An Unpolarised light of Intensity `I_0` is incident on two polaroids placed co-axially such that `(I_0)/2` intensity is received on screen. By what angle the polaroid placed close to screen should be rotated so that intensity on screen becomes `3/8I_0`

To solve the problem, we need to analyze the behavior of light as it passes through two polaroids. ### Step-by-step Solution: 1. **Understanding the Initial Conditions**: - We have unpolarized light of intensity \( I_0 \) incident on the first polaroid. - The intensity of light after passing through the first polaroid is given by the formula for unpolarized light passing through a polaroid, which is \( \frac{I_0}{2} \). 2. **Intensity After the First Polaroid**: - The intensity after the first polaroid is: \[ I_1 = \frac{I_0}{2} \] 3. **Setting Up the Second Polaroid**: - The second polaroid is initially aligned with the first one (coaxial).
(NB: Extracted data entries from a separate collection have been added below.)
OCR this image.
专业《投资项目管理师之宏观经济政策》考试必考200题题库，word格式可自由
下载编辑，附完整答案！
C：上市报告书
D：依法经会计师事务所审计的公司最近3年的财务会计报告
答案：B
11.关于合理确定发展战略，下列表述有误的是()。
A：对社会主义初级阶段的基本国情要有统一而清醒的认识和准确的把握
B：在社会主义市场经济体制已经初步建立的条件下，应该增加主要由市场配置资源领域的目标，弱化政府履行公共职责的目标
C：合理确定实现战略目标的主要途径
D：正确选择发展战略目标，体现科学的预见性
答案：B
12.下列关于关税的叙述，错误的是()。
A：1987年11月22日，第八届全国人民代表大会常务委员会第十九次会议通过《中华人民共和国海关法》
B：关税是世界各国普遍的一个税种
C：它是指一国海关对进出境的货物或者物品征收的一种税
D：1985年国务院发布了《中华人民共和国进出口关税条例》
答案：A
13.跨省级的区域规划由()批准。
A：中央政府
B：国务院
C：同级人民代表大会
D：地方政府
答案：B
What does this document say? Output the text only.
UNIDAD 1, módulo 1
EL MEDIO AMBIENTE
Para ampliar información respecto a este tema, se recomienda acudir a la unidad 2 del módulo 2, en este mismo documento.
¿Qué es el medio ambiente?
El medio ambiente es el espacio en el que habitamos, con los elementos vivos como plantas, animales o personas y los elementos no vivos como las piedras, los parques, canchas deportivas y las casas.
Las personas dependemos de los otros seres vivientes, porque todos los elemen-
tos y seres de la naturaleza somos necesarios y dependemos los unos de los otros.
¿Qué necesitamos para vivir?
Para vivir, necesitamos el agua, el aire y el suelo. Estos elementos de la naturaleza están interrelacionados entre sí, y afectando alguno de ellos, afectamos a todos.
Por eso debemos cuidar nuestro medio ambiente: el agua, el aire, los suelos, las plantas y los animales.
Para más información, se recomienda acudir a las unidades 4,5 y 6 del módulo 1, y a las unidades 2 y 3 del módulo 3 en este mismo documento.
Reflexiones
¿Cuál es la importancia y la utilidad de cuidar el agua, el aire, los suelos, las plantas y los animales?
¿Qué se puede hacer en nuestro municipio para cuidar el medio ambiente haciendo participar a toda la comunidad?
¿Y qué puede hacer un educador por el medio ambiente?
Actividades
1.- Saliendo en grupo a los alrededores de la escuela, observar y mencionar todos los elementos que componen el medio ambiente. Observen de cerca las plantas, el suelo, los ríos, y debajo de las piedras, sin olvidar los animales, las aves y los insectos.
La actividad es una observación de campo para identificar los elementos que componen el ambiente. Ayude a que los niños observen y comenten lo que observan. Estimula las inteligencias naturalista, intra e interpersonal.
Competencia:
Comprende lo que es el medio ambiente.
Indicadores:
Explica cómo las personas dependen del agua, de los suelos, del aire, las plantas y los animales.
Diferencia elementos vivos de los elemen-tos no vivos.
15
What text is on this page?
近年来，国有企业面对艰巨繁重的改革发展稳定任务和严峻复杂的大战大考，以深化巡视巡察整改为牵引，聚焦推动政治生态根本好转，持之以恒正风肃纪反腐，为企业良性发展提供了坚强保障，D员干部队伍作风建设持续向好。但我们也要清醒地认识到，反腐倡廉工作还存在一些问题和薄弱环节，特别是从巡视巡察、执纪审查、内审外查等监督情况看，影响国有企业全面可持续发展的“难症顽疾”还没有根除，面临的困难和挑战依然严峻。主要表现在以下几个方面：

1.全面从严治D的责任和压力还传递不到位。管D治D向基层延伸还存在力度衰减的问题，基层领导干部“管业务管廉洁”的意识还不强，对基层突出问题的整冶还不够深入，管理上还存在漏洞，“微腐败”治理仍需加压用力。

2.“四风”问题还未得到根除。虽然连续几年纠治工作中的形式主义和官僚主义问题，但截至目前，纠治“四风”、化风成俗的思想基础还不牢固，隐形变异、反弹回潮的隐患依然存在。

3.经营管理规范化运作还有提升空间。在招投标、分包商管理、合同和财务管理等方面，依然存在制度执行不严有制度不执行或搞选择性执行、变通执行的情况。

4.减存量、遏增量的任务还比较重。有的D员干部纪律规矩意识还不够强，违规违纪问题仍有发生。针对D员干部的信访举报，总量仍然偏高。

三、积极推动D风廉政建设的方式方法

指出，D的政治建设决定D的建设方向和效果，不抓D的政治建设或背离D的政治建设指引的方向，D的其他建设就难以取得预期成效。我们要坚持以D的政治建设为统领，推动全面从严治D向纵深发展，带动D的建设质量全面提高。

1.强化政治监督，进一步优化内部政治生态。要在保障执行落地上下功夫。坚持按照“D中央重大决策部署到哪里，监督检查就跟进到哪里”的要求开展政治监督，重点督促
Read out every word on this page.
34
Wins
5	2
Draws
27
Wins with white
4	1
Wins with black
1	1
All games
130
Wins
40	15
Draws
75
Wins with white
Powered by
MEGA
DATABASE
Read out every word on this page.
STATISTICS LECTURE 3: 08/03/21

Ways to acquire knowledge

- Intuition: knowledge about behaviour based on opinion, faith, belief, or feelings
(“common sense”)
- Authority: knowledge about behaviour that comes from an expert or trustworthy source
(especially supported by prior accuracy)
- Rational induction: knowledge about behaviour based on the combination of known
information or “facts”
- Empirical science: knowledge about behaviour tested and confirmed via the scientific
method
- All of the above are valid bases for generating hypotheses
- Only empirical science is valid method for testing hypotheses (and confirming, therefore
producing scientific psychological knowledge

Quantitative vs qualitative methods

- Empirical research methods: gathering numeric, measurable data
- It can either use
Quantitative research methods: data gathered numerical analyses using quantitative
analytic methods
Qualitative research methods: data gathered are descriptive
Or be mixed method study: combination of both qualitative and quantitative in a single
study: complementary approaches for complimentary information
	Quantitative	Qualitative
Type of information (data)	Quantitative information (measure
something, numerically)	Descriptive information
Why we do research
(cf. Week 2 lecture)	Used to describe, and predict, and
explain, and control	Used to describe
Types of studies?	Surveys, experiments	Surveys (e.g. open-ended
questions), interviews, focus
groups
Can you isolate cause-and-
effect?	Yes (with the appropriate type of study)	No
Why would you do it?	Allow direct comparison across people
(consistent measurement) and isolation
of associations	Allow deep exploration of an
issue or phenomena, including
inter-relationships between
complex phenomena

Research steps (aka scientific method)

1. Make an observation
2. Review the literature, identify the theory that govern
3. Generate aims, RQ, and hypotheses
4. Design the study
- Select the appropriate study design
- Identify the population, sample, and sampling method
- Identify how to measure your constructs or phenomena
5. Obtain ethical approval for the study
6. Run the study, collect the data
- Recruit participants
Therefore, the intensity after the second polaroid, without any rotation, would also be \( I_1 = \frac{I_0}{2} \). 4. **Rotating the Second Polaroid**: - We need to rotate the second polaroid by an angle \( \theta \). The intensity of light transmitted through the second polaroid is given by Malus's Law: \[ I_2 = I_1 \cos^2(\theta) \] - Substituting \( I_1 \): \[ I_2 = \frac{I_0}{2} \cos^2(\theta) \] 5. **Setting the Final Intensity**: - According to the problem, we want the intensity on the screen to be \( \frac{3I_0}{8} \): \[ \frac{I_0}{2} \cos^2(\theta) = \frac{3I_0}{8} \] 6. **Solving for \( \cos^2(\theta) \)**: - Dividing both sides by \( I_0 \) and simplifying: \[ \frac{1}{2} \cos^2(\theta) = \frac{3}{8} \] - Multiplying both sides by 2: \[ \cos^2(\theta) = \frac{3}{4} \] 7. **Finding \( \theta \)**: - Taking the square root of both sides: \[ \cos(\theta) = \sqrt{\frac{3}{4}} = \frac{\sqrt{3}}{2} \] - The angle \( \theta \) that satisfies this equation is: \[ \theta = 30^\circ \] ### Final Answer: The angle by which the polaroid placed close to the screen should be rotated is \( 30^\circ \). ---